I recalled this morning a Thursday afternoon - gosh! - fifty years ago, when I learned of the expression 'opportunity cost'. It was during my brief spell at college, when our economics tutor announced that this was defined as 'the cost of the alternative foregone'. He then went on to explain what on earth he was talking about and, by the end of the lesson at least, he had given us a good idea of this concept. This is more than could be said of the chap who spent Wednesday evenings trying to explain the ins and outs of statistics. He may have known it all, but when it came to enthusing and convincing a roomful of teenagers ... hopeless!
So, you may ask, why this sudden foray into my academic past? You might be surprised to know that, despite the recent fall in the stock markets because of (speak of it quietly) Covid 19, it had nothing to do with the world of finance. No ... check back to last week's blog. Alice Octavia Jackson, there mentioned, was my fifth cousin once removed, with our link ancestor being one Robert Everson the third (1704-1784) of Thorndon, Suffolk. This week I've been following up the many children of John Hatsell Garrard, of Laxfield, Suffolk, who was Alice Octavia's fifth cousin once removed, their link ancestor being one further generation back, Robert Everson the second (b. 1680), the father of Robert the third.

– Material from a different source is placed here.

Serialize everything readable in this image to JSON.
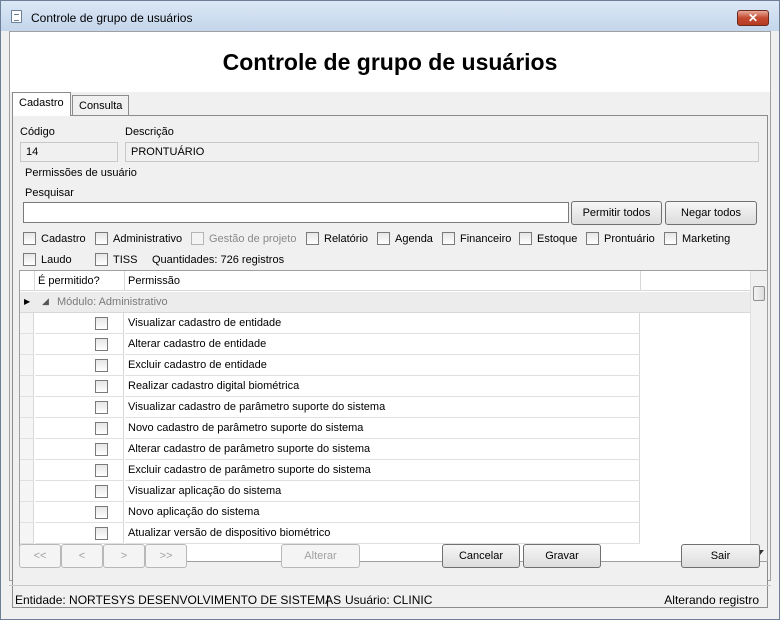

John Garrard (who was therefore my fifth cousin twice removed) lived from 1866 to 1943 and was the person who moved his branch of the family from Suffolk to the south coast, marrying Agnes Jones who was not a Welsh lady, but was born in Chichester. She and John had ten children, born either in Brighton, where they married in 1889, or nearby Portslade, so my attention this week has been tightly focused in 'Dear old Sussex by the Sea' ... and, before you ask, no, I don't know the words of the song!
I suddenly realised this morning that my energies have not been so focused on the family history since last summer, and I began to wonder - worry, even - what it might have been that had distracted me during the past seven months or so and, perhaps more importantly, what it is that I ought to be doing instead of 'wasting my time' with things historical, however interesting. I regret to inform you, dear reader, that I've not come up with a positive answer. There have been a number of seemingly regular diversions, but nothing outstanding that appears to have been overlooked.
So I'm free to tell you some of what I've been discovering. John and Agnes may have felt some foreboding when their seventh child and third daughter, named Agnes Florence after her mum, died in 1900, when only a few weeks old. However they went on to have three more children, evening the genders at five apiece, before their next daughter Gladys Mildred also died. I wrote last week about children who were born and died between censuses; Gladys has to have been one of the most unlucky of these children who, in cricketing terms, 'didn't trouble the scorer'. She was born only weeks after the 1901 census, and died just before the one in 1911, and only just short of her tenth birthday.
Their second-eldest sister bore the fascinating name of Mary Malvina. If you were around in 1982, you'll recall that the Argentine name for the Falkland Islands is Islas Malvinas, and I can't help wondering whether there could be a link there somewhere to be traced another day. She certainly fascinated one Reuben Charles Virgo, who was not so foreign as his name might suggest, since he was born in Portslade, the son of another Reuben, who was also born there. They married in the summer of 1915, and their daughter was born in the first quarter of 1916. I've not found any further trace of mother or daughter. Reuben, however, reappeared in 1939, as Richard. I wonder whether he had feared that his real name might sound too Jewish, given the political situation then. Interestingly, he worked with sugar in the confectionery trade in 1911; his occupation in 1939 - where he was lodging in Nuneaton - was given as 'school dental surgeon'!
John and Agnes' second son, Harry Thomas, married Nora Wishart. She wasn't Scottish, but her father was and, since marrying a Sussex girl, had travelled to Uxbridge and at least as far as Somerset, before settling, however briefly, in Redhill, where Nora was born. They eventually moved back to Uxbridge, however, for it was there that she and Harry married, and there too their second child and first daughter, Audrey, was born. A firstborn son, Hugh, and two more daughters Nora and Rosemary, were born on the Sussex coast, between 1922 and 1929. Tragedy struck in 1932. Whether or not the two were connected isn't clear, but Audrey died in the spring, and Rosemary in the later months of the year. I've found no further trace of Hugh, but their sister Nora found happiness during wartime when, in 1944, she married Kazimierz Iwachow; I presume he was Polish. They settled in the Worthing area and had a son and a daughter soon after the war.